Bestätigt werden die Aussagen von einer Frau aus der Nachbarschaft.  Auch sie hatte den Angeklagten mit der Metallstange vorbeikommen gesehen. Die Zeugin: „Als er mit sturem Blick nach vorn mit der Stange in der Hand vorbeizog, ahnte  ich, dass gleich etwas passiert.“ Ein Freund des Angeklagten  zeichnet ein zwiespältiges Bild. „Ich kenne das Paar seit  14 Jahren.  Die verstanden  sich meist  sehr gut. Aber es gab auch Eifersuchtsszenen.“ Dann sei er schnell „außer sich“ gewesen. Von Handgreiflichkeiten in diesen Momenten will der Zeuge nichts gesehen haben.

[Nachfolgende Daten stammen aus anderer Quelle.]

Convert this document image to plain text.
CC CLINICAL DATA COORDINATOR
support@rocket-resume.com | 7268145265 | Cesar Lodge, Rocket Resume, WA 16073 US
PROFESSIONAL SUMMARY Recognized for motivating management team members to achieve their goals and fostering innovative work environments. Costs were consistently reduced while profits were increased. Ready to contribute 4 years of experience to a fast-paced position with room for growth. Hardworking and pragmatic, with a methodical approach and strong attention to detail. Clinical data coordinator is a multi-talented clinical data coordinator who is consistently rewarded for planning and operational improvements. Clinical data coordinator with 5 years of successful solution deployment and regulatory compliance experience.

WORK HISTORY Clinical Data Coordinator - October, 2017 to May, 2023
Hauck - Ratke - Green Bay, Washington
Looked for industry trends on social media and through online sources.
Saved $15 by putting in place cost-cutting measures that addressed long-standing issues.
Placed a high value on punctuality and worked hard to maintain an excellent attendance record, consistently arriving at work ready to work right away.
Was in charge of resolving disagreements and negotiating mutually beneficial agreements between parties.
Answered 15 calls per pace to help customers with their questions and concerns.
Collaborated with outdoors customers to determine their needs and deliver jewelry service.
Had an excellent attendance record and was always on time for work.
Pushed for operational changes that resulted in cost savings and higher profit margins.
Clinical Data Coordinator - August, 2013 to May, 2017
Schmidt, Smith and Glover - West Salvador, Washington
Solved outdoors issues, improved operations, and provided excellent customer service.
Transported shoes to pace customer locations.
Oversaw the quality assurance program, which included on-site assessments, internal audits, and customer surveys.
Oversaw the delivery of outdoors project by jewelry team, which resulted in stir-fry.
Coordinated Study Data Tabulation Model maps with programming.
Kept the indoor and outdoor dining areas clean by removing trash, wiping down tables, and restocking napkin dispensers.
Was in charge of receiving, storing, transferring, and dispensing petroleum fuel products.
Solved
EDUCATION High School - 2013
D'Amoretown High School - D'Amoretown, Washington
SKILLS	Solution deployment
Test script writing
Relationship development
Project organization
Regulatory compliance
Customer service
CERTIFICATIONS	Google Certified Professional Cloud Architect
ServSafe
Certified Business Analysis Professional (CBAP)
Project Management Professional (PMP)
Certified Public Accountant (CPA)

Ein besonderes Kapitel an diesem Sitzungstag wird die geplante Zeugenanhörung der neun und elf Jahre alten Söhne und der 13-jährigen Tochter. Vor der Ermittlungsrichterin hatten die beiden Jungen als direkte Tatzeugen den Vater belastet. Doch ihre Anhörung scheitert an der Intervention ihrer amtlichen Vertreterin  vom Jugendamt:.  „Ich werde den Kindern empfehlen, von ihrem Zeugnisverweigerungsrecht Gebrauch zu machen.“ Die Kammer beschließt, auf die Anhörung zu verzichten und sich stattdessen auf die spätere Aussage der Ermittlungsrichterin zu stützen. Anders bei der 13-jährigen Tochter. Die Vorsitzende Richterin Petra Schmitz: „Die Kammer sieht sich verpflichtet, sich ein eigenes Bild von ihrer Urteilsfähigkeit zu machen.“ Ergebnis nach Beratung: Die 13-Jährige soll gehört werden – und zwar unter Ausschluss ihres angeklagten Vaters. Das Mädchen wird von Schmitz einfühlsam über sein Zeugnisverweigerungsrecht belehrt. Sie will aussagen. Allerdings ist sie keine unmittelbare Tatzeugin, sondern kam erst dazu, „als Polizei und Krankenwagen vor dem Haus standen,  die Mama auf dem Bett lag und der Papa in Handschellen auf dem Boden“. Ansonsten kann sie nur wiedergeben, was ihr damals die Brüder berichteten. Und das wird nochmals Thema sein, wenn demnächst die Ermittlungsrichterin in den Zeugenstand tritt. Kein gutes Bild zeichnet die 13-Jährige vom Vater, berichtet von regelmäßigen Schlägen, die Kinder und Mutter vom Vater einstecken mussten – „so  zwei- bis dreimal die Woche“. Sie bestätigt das Strafritual mit dem Niederknien und meint: „Der Papa kann sehr nett sein – aber dann kriegt er seine ,fünf Minuten‘. Ich will nicht, dass er zur Familie zurückkehrt.“

Die Verhandlung wird am 29. Januar um 9 Uhr fortgesetzt.